Strength From the Martyrs: How Our Protestant Forebears Teach Us Faith
Faith was everything to our ancestors. They were willing to die for it, and in many cases they did. The solas of the Reformation, tenets like “faith alone,” “Christ alone,” and “Scripture alone,” were their battle cries. Those of us who come from the “Reformation faiths” have such a powerful heritage. The blood of the martyrs runs in our veins. I cannot imagine walking about without bubbling over in that very same faith, without feeling an intense admiration. How can we not be inspired by their courage? How can we not want to live up to them however we can, in many cases practicing the same faith in peace and freedom that they practiced under pain of death?
Ancestry is a powerful thing. Remembering who your ancestors are, where you come from, and what you represent shapes your identity in many ways. I derive great strength from the example of my Anabaptist and Huguenot ancestors and from various “heroes of the faith” that I admire. A few days past, while listening to some uplifting Christian tunes, I realized the truth: We survived. I am carrying on my ancestors’ proud legacy of Protestantism. I am continuing their reverence of Scripture and love of God, worshiping and rejoicing in the same faith their enemies tried to quell. What stronger legacy could there be? What better way to prove we are still going strong and that we could not be silenced, than to sing and shout and dance and praise?

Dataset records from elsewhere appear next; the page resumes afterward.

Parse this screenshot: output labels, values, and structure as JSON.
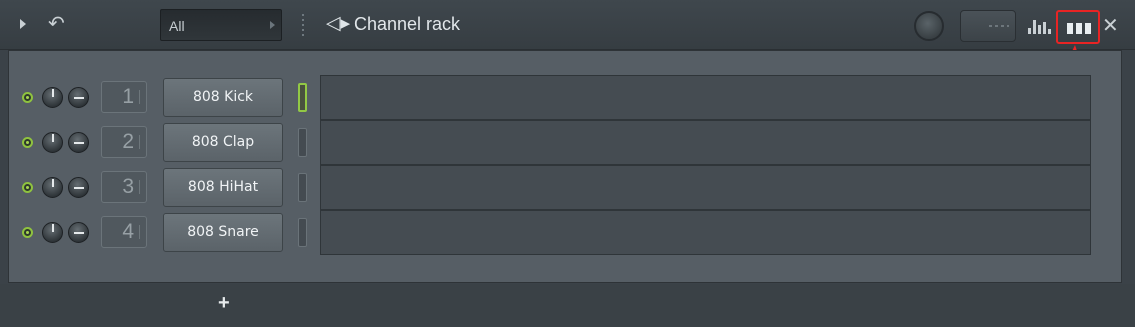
{
  "titlebar": {
    "filter_value": "All",
    "title": "Channel rack"
  },
  "channels": [
    {
      "number": "1",
      "name": "808 Kick",
      "selected": true
    },
    {
      "number": "2",
      "name": "808 Clap",
      "selected": false
    },
    {
      "number": "3",
      "name": "808 HiHat",
      "selected": false
    },
    {
      "number": "4",
      "name": "808 Snare",
      "selected": false
    }
  ],
  "footer": {
    "add_label": "+"
  },
  "colors": {
    "accent_green": "#8fc33f",
    "highlight_red": "#e82424",
    "panel_bg": "#565e65"
  },
  "icons": [
    "play-icon",
    "undo-icon",
    "speaker-icon",
    "graph-editor-icon",
    "step-sequencer-icon",
    "close-icon"
  ]
}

One feels a thrill of awe just imagining how difficult it once was to be Protestant. That very word was often a death sentence. Our ancestors feared no mortal man and practiced their beliefs with eerie solemnity and strength. Those same traits sustain mainstream Protestants today. How did we ever survive those first rugged centuries? Yet here we still are, five hundred years later, unbroken, unbeaten. If that isn’t something to sing and dance about, I don’t know what is.